Some Homological Conjectures Over Idealization Rings

TL;DR

This paper investigates homological conjectures over idealization rings, providing positive results and characterizations that extend classical conjectures to these rings, especially for modules with infinite projective dimension.

Contribution

It offers new criteria and proofs for long-standing homological conjectures over idealization rings, including the Auslander-Reiten, Jorgensen-Leuschke, and Buchsbaum-Eisenbud-Horrocks conjectures.

Findings

Vanishing of certain Ext groups implies module freeness over idealization rings.

Betti number characterizations confirm the Jorgensen-Leuschke conjecture for idealization rings.

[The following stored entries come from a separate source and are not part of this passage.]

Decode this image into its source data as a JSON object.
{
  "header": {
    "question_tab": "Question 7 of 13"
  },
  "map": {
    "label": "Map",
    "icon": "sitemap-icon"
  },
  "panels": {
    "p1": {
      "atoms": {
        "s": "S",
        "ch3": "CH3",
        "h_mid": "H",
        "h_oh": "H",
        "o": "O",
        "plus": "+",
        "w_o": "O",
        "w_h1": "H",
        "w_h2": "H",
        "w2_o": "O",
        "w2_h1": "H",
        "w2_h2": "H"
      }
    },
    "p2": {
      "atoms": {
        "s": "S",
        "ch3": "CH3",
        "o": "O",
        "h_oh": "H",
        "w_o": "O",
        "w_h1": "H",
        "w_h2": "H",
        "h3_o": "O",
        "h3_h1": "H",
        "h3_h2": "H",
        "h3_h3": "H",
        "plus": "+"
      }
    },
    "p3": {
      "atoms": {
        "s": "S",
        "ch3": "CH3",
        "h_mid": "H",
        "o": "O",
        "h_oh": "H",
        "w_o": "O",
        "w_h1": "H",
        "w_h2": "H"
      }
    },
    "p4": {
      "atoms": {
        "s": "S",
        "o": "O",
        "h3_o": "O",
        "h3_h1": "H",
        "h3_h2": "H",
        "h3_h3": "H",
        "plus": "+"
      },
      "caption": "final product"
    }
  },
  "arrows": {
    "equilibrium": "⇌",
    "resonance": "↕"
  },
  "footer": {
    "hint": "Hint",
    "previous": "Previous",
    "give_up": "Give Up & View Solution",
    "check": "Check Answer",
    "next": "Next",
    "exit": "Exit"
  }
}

Classical conjectures hold over idealization rings for modules with infinite projective dimension.

Abstract

Let $(R,\mathfrak{m},k)$ be a Noetherian local ring and let $M$ be a finitely generated $R$-module. The main focus of this paper is to give positive answers for some long-standing homological conjectures over the idealization ring $R\ltimes M$. First, if $N$ is a $R\ltimes k$-module, we show that the vanishing of $\operatorname{Ext}_{R\ltimes k}^{i}(N,N\oplus (R\ltimes k))$ for $i=1,2,3$ gives that $N$ is free, and this provides a sharpened version of the Auslander-Reiten conjecture over $R\ltimes k$. Also, we give a characterization of the Betti numbers of an $R$-module over the idealization ring $R\ltimes M$ and, as a biproduct, we derive that the Jorgensen-Leuschke conjecture holds true for $R\ltimes M$. Further, we show that the true of Buchsbaum-Eisenbud-Horrocks and Total Rank conjectures over $R$ implies the true over $R\ltimes M$. This establishes particular answers for both conjectures for modules with infinite projective dimension, especially when $R$ is regular or a complete intersection ring. As applications of the idealization ring theory, we show that the Zariski-Lipman conjecture holds for any ring $R$ provided the Betti numbers of the $R$-derivation module $\operatorname{Der}_k(R)$, seen as $R\ltimes k$-module, satisfy the inequality $\beta_{n}^{R\ltimes k}(\operatorname{Der}_k(R))\leq\beta_{n-1}^{R\ltimes k}(\operatorname{Der}_k(R))$ for some $n>0$. Some implications regarding the Herzog-Vasconcelos conjecture are also provided.